夫名義のマンションの潜在的共有持分を有するとの妻の主張が認められなかった事例

 夫単独名義の不動産がある場合、離婚の際の財産分与により共有財産の清算がなされます。

 しかし、財産分与として不動産の清算がなされなかった場合、妻は夫名義の不動産に自分が潜在的持分を有すると主張することができるのでしょうか?

 東京地裁平成18年9月27日判決は、離婚誓約書が作成されており、夫が妻に給付金を支払うなどの規定がなされている事案で、「本件合意時における夫の資産・収入状況や前記検討したところに加えて、本件誓約書の記載からすると、本件合意に基づく夫から妻に対する給付には、妻への財産分与もすべて包含されているものと認めるのが相当であるから、妻が本件マンションの潜在的共有持分を有するとの主張についても採用することはできない。」と判示して、夫の妻に対するマンションの明渡し請求を認めました。
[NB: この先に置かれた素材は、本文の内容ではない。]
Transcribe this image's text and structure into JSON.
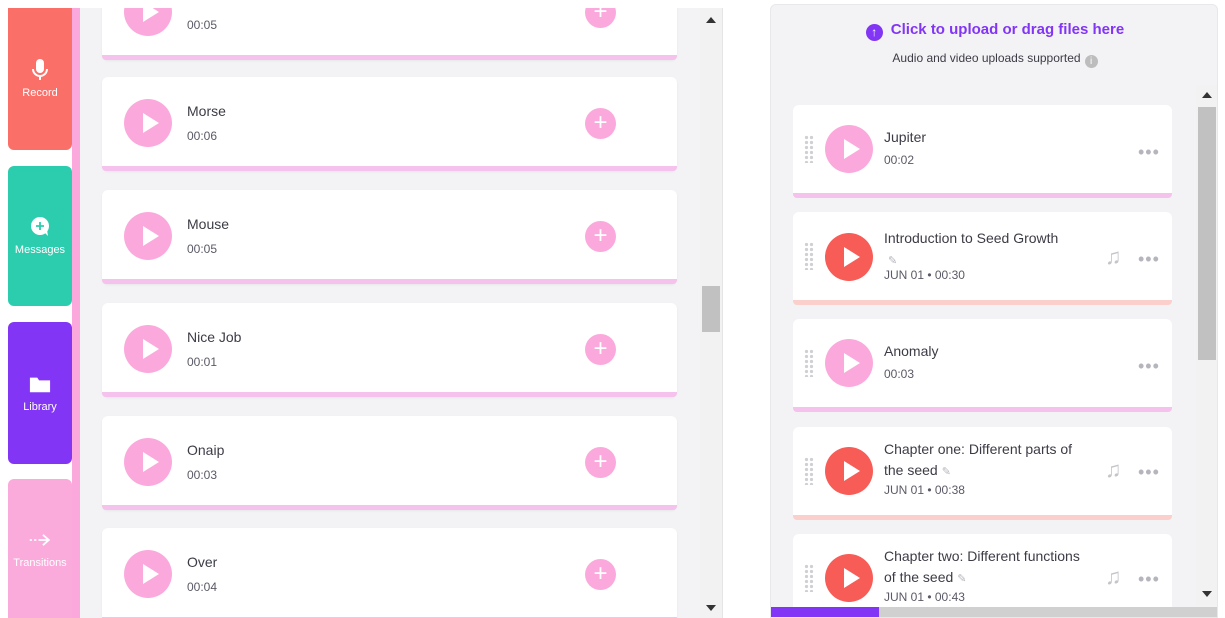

 上記判決は、離婚に際における夫婦の財産状況を詳細に認定したうえで、合意書により財産分与としての清算はなされたと認定したものです。

 一方、財産分与の対象とならなかった不動産が共有関係にあるとされることもあります。これにつきましては、コラム「離婚財産分与の対象とならなかったオーバーローン不動産の所有権の帰趨」にて東京地裁平成24年12月27日判決(判例時報2179号78頁)を紹介していますのでご参照ください。